Ataukah mungkin mereka, setelah melihat azab, ingin menyalahkan dan memperlihatkan azab itu kepada orang-orang congkak? Perkataan mereka itu dalam segala hal itu menunjukkan kesan kehinaan!
Orang-orang congkak menjawab: “Mereka berkata, ‘Seandainya Allah memberi petunjuk kepada kami, tentu kami tunjuki kalian. Bagi kita sama saja, apakah kita gelisah atau kita sabar, kita tetap tidak dapat melepaskan diri’.”
Itu merupakan penolakan yang mencerminkan kegalauan dan kesusahan: “Seandainya Allah memberi petunjuk kepada kami, tentu kami tunjuki kalian.”

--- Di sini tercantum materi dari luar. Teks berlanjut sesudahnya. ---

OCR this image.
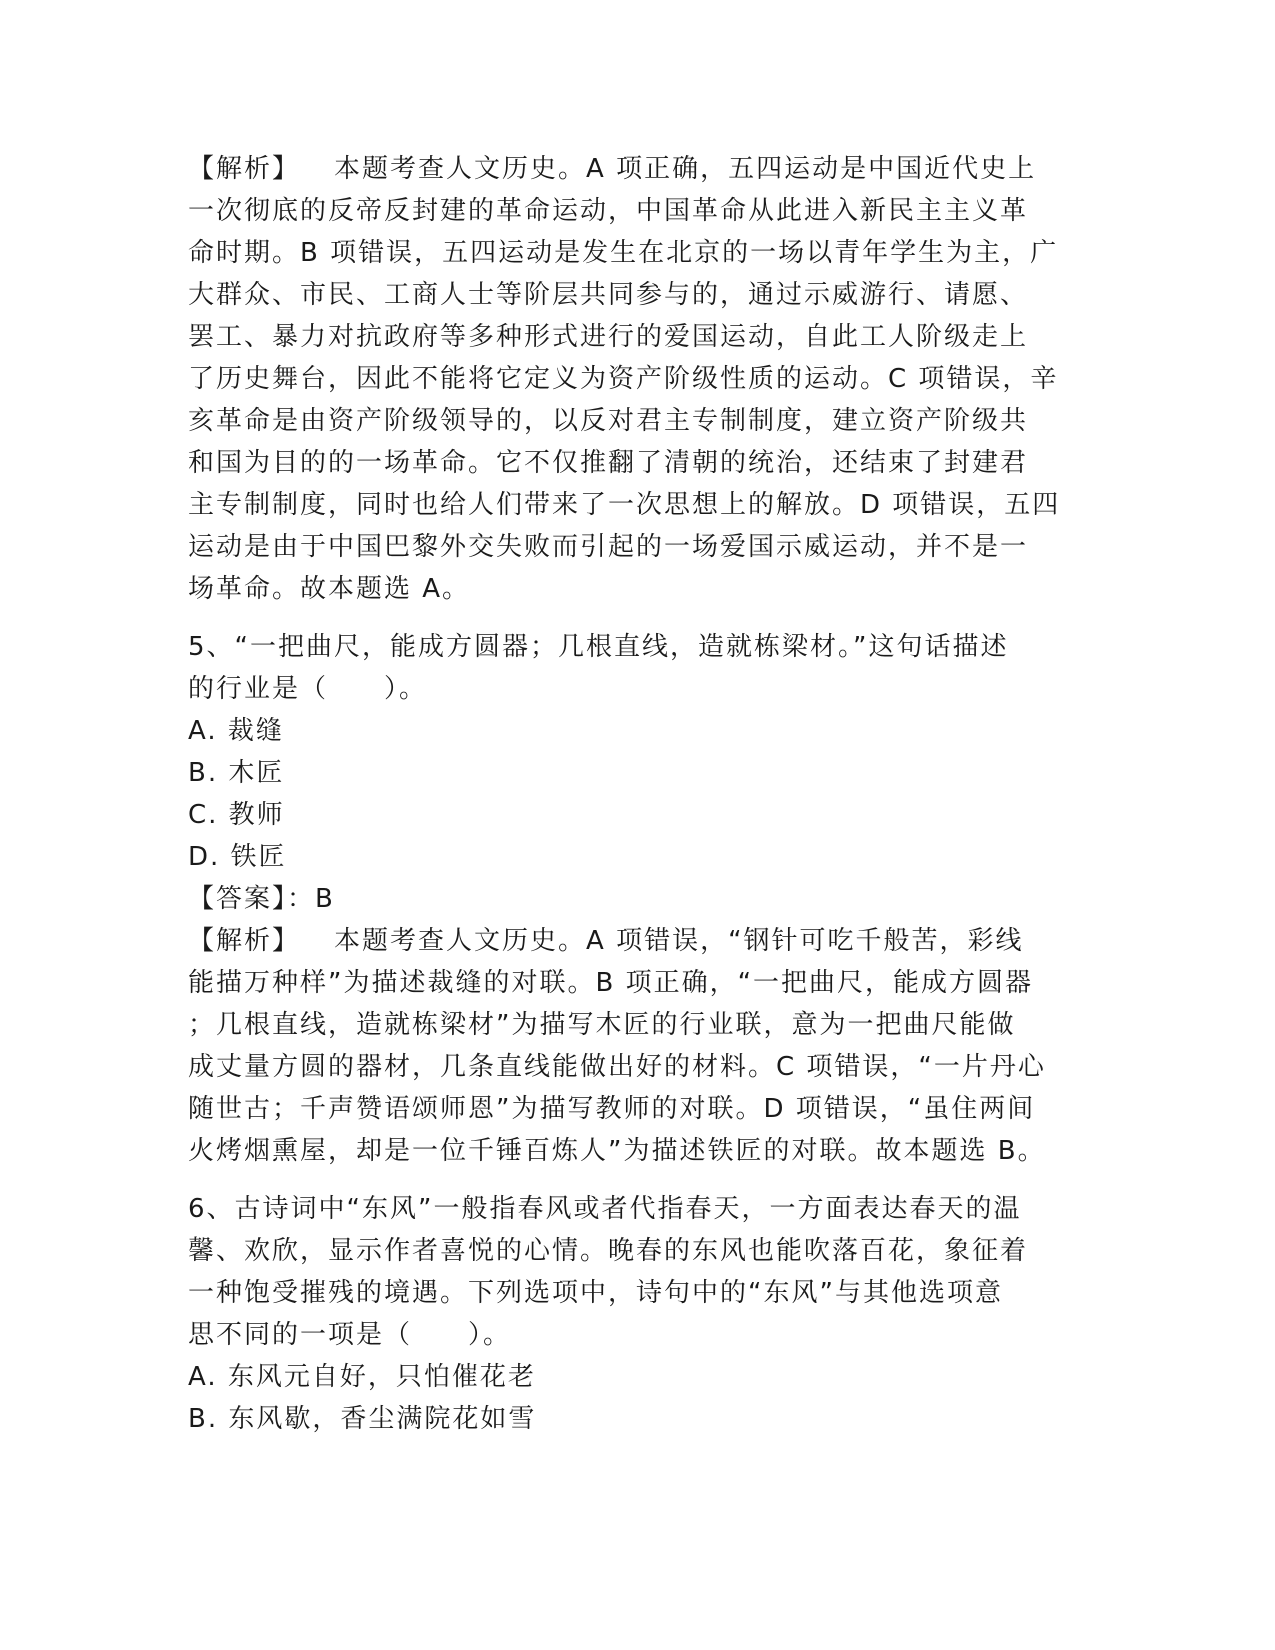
【解析】 本题考查人文历史。A 项正确，五四运动是中国近代史上
一次彻底的反帝反封建的革命运动，中国革命从此进入新民主主义革
命时期。B 项错误，五四运动是发生在北京的一场以青年学生为主，广
大群众、市民、工商人士等阶层共同参与的，通过示威游行、请愿、
罢工、暴力对抗政府等多种形式进行的爱国运动，自此工人阶级走上
了历史舞台，因此不能将它定义为资产阶级性质的运动。C 项错误，辛
亥革命是由资产阶级领导的，以反对君主专制制度，建立资产阶级共
和国为目的的一场革命。它不仅推翻了清朝的统治，还结束了封建君
主专制制度，同时也给人们带来了一次思想上的解放。D 项错误，五四
运动是由于中国巴黎外交失败而引起的一场爱国示威运动，并不是一
场革命。故本题选 A。
5、“一把曲尺，能成方圆器；几根直线，造就栋梁材。”这句话描述
的行业是（　　）。
A. 裁缝
B. 木匠
C. 教师
D. 铁匠
【答案】：B
【解析】 本题考查人文历史。A 项错误，“钢针可吃千般苦，彩线
能描万种样”为描述裁缝的对联。B 项正确，“一把曲尺，能成方圆器
；几根直线，造就栋梁材”为描写木匠的行业联，意为一把曲尺能做
成丈量方圆的器材，几条直线能做出好的材料。C 项错误，“一片丹心
随世古；千声赞语颂师恩”为描写教师的对联。D 项错误，“虽住两间
火烤烟熏屋，却是一位千锤百炼人”为描述铁匠的对联。故本题选 B。
6、古诗词中“东风”一般指春风或者代指春天，一方面表达春天的温
馨、欢欣，显示作者喜悦的心情。晚春的东风也能吹落百花，象征着
一种饱受摧残的境遇。下列选项中，诗句中的“东风”与其他选项意
思不同的一项是（　　）。
A. 东风元自好，只怕催花老
B. 东风歇，香尘满院花如雪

“Mengapa kalian mengecam kami padahal kami dan kalian satu nasib? Kami dahulu tidak mendapat hidayah dan telah menyesatkan kalian. Seandainya Allah memberi kami hidayah, tentu kami akan pandu kalian menuju hidayah bersama kami, sebagaimana kami telah pandu kalian kepada kesesatan!” Mereka menyandarkan hidayah dan kesesatan mereka kepada Allah. Mereka saat itu mengakui kekuasaan Allah, padahal dahulu mereka mengingkari Allah dan kekuasan-Nya serta bertindak sewenang-wenang kepada oran-orang lemah dengan tidak memandang kekuasaan Sang Mahagagah dan Mahakuasa. Mereka malah berusaha melepaskan diri dari para pengikut kesesatan dengan mengembalikan masalah kepada Allah, padahal Allah tidak memerintahkan kesesatan, sebagaimana firman-Nya, “Sesungguhnya Allah itu tidak memerintahkan perbuatan keji,” kemudian mereka mencela orang-orang lemah dengan cara yang halus. Mereka mengemukakan kepada orang-orang lemah itu bahwa tidak ada gunanya merasa gelisah, tak ada gunanya pula bersabar. Azab telah pasti. Sabar atau gelisah tidak dapat mencegah azab. Saat ketika rasa takut akan azab itu berguna, sehingga orang-orang sesat dikembalikan ke jalan hidayah, dan saat ketika kesabaran yang tinggi berguna, sehingga mereka memperoleh rahmat Allah, telah lewat. Semuanya telah berakhir, dan di sana tidak ada lagi tempat untuk lari dan meloloskan diri: “Bagi kita sama saja, apakah kita gelisah atau kita sabar, kita tetap tidak dapat meloloskan diri.”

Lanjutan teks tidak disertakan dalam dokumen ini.